El hombre parpadeó unas cuantas veces y algo le hizo fruncir un instante la nariz; posiblemente su propia indiscreción, pero ¿no era una reacción exagerada para ser sólo eso? «Aquí se esconde algo más -pensó Hjelm-. A por ello.»
– Vale -se arriesgó Hjelm-. Me importa una mierda si Bernhard Strand-Julén era pedófilo y le ponía tener a treinta y cinco chavales a la vez en… cómo se llama, el camarote. ¿No sabe dónde podría contactar con alguno de esos chicos? El caballero está ahora, por decirlo de alguna manera, por encima de la ley. Intocable.
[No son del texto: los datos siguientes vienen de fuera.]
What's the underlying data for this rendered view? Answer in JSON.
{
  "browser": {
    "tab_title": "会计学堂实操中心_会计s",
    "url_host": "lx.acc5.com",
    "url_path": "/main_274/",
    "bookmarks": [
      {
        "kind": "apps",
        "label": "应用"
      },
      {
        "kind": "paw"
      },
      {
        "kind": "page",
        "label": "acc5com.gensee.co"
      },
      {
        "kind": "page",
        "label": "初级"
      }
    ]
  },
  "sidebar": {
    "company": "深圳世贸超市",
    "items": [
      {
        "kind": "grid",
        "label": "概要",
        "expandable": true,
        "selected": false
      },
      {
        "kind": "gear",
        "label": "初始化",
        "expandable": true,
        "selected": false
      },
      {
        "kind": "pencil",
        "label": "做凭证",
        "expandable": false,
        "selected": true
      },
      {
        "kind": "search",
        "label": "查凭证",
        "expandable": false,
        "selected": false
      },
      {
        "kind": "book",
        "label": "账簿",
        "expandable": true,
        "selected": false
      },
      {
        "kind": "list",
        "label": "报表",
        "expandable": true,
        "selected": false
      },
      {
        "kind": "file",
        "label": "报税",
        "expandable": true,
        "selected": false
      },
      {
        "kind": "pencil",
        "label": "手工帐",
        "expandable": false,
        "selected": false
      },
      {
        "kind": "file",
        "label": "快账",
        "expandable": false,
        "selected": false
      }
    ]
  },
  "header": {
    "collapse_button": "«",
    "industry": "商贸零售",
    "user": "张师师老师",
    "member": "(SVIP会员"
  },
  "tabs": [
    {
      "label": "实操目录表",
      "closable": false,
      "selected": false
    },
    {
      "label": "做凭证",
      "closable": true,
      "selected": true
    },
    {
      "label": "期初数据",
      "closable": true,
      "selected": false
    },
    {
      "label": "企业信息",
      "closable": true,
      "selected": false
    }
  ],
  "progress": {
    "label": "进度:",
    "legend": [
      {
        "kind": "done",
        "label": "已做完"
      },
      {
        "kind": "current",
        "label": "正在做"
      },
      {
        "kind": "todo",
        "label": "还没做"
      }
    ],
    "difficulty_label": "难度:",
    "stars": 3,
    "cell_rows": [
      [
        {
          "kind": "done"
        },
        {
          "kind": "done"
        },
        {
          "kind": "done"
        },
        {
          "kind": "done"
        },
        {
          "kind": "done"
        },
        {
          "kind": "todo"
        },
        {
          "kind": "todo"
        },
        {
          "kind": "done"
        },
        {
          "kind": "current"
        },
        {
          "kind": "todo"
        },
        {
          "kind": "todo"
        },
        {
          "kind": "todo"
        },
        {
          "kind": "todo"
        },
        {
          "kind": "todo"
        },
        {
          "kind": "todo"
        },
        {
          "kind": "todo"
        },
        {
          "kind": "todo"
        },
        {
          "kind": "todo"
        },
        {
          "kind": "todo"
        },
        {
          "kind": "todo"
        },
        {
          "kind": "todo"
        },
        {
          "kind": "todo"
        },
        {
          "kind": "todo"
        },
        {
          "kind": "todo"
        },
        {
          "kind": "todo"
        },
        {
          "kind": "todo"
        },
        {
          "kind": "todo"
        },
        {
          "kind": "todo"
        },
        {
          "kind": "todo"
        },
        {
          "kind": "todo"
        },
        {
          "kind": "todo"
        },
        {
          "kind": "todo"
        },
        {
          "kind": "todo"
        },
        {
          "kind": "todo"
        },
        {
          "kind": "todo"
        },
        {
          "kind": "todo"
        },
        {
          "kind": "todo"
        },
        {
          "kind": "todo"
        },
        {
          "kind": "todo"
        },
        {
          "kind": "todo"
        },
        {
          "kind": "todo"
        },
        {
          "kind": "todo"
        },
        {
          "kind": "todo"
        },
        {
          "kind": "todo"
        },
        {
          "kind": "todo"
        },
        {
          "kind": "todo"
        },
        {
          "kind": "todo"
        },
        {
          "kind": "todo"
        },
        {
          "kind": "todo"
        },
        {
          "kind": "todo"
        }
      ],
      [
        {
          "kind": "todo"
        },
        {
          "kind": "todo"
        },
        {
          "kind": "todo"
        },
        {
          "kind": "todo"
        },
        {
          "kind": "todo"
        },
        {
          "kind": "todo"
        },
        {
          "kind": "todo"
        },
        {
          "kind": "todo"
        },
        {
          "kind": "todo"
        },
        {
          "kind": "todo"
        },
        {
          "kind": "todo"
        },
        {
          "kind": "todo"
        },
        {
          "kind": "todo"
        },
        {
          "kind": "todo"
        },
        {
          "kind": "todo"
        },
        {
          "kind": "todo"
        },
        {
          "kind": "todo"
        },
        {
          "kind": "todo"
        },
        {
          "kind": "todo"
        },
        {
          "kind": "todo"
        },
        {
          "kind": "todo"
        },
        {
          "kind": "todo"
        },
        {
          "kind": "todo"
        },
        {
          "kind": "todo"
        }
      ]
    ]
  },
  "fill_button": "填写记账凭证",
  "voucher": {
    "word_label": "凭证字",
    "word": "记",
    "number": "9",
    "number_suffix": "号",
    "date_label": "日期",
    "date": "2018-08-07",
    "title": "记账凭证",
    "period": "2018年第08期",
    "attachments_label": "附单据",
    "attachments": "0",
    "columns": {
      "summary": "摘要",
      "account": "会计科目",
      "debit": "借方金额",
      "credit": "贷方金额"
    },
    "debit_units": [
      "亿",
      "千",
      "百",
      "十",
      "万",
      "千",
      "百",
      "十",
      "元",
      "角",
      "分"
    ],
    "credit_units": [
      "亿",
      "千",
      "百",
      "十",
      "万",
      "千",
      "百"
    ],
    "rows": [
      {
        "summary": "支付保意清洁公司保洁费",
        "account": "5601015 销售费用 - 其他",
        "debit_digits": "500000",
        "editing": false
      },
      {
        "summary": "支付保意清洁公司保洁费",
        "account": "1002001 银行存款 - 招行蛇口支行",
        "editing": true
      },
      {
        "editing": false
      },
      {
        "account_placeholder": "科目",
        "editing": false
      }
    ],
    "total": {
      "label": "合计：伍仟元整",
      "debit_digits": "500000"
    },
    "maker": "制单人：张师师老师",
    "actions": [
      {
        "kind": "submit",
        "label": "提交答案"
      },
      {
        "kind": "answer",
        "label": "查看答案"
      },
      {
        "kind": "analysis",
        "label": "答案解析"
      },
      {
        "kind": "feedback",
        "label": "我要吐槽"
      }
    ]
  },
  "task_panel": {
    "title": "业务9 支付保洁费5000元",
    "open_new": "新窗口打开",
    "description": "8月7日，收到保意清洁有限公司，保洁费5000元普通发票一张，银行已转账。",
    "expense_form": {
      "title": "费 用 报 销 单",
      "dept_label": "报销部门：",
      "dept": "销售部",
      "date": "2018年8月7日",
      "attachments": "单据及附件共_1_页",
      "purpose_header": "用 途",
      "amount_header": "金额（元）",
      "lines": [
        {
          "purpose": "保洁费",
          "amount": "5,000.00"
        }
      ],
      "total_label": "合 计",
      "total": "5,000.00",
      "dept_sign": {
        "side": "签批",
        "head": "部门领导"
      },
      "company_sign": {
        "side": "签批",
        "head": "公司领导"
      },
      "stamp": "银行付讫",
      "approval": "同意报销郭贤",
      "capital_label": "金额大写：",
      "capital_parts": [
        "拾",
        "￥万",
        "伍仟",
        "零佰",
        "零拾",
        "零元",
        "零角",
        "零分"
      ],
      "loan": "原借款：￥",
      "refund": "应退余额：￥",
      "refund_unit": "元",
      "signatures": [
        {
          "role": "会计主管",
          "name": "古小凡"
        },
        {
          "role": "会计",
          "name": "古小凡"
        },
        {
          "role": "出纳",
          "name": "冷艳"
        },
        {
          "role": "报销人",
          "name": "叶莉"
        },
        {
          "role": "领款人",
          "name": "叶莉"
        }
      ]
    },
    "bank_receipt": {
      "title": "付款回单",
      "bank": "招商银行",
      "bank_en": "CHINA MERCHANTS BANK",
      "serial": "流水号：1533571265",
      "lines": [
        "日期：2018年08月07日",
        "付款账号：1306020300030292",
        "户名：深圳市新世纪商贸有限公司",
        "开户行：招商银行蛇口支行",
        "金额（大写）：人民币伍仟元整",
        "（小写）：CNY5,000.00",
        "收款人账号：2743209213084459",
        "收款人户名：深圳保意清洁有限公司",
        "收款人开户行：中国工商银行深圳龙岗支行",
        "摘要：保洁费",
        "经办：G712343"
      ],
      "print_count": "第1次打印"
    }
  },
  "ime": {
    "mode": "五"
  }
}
– Pero su reputación no es intocable… Todo muere menos la reputación del hombre muerto, [11] ya sabe… Además, tiene esposa…
– Es posible -se arriesgó Hjelm de nuevo- que usted no haya participado personalmente como proxeneta en aquellas navegaciones tan serias y profesionales de Bernhard y sus guapos grumetes. Pero si no está dispuesto a darme más información me encargaré de que este asunto se investigue meticulosamente. Proxenetismo homosexual, es posible que con menores de edad implicados, en uno de los clubs náuticos más prestigiosos del país. Vamos, señor Lindviken. Ya sabe usted que un rumor es suficiente para… El capitán ya no está, deme a sus grumetes. Por lo menos a uno de ellos.
El hombre se estaba mordiendo los nudillos. La conversación había dado un giro radical, y muy rápido. Aprovéchate del desconcierto, pensó Hjelm; en algún lugar, allá en el fondo, se esconde un complejo de culpabilidad.
Por un instante le pareció que estaba hablando consigo mismo.
– Diez segundos, luego me lo llevaré a comisaría para un interrogatorio en condiciones.
– ¡Dios mío, pero si yo no he hecho nada! Sólo callar lo que he visto; una gran parte de mi trabajo aquí consiste en no ver ni hablar.
– De momento, a mí me parece más bien que usted, Arthur Lindviken, es la cabeza de una gran red de pedofilia aquí en Viggbyholm. Cuantos más nombres y direcciones sea capaz de pronunciar en los próximos diez segundos, más probabilidades hay de que no tenga que enfrentarse a esa terrible sospecha en las miradas de todos los miembros del club. Por no hablar del juez. Siete segundos. Cinco.
– ¡Espere! -gritó Arthur Lindviken-. Tengo que buscar…
Se acercó, casi tambaleándose por las prisas, hasta un cuadro de la pared y lo descolgó. Giró tan rápido como pudo la cerradura de una caja fuerte, la abrió, sacó un grueso archivador y se puso a hurgar en el apartado de la letra S. Consiguió dar con una tarjeta postal con una estatua de Dioniso, varonil en todos los sentidos de la palabra. Una deidad con porte verdaderamente viril. En la tarjeta estaba escrito a lápiz muy fino: «Strand-Julén» y con bolígrafo «Ahora nos largamos. Siempre puedes llamar. 641 12 12. PD ¿Te acuerdas del cuento de los tres machos cabríos? Tú eres el más grande de ellos».
– Se le cayó aquí mismo, en el despacho. Guardo objetos perdidos en esta caja fuerte. Y los marco por si alguien los reclama.
– Objetos perdidos en la caja fuerte… ¿No tendrá por casualidad algún objeto perdido en la letra D?
– ¿Daggfeldt? No.
– Mire a ver.
Lindviken clavó la mirada en Hjelm.
– ¿No cree que sé exactamente lo que tengo aquí?
Abrió el compartimento de la D mostrándoselo a Hjelm. Estaba vacío.
Hjelm se levantó y agitó en el aire la postal de Dioniso.
– Yo me quedo con ésta. Supongo que ya no le sirve de gran cosa. Y conserve el archivador. Puede que vuelva a necesitarlo.
Cuando pasó por delante de la ventana, Arthur Lindviken permanecía sentado tras su mesa. El archivador temblaba sobre sus rodillas.
Por un momento se preguntó si no había sido demasiado duro. Estaba habituado a tratar con individuos curtidos en mil batallas que se sabían el reglamento de memoria, que conocían todos los trucos y todas las salidas, cuándo callar y cuándo mentir.
El viento había arreciado bastante. En la bahía, las pequeñas yolas ya no estaban. Como si se las hubiese llevado el viento.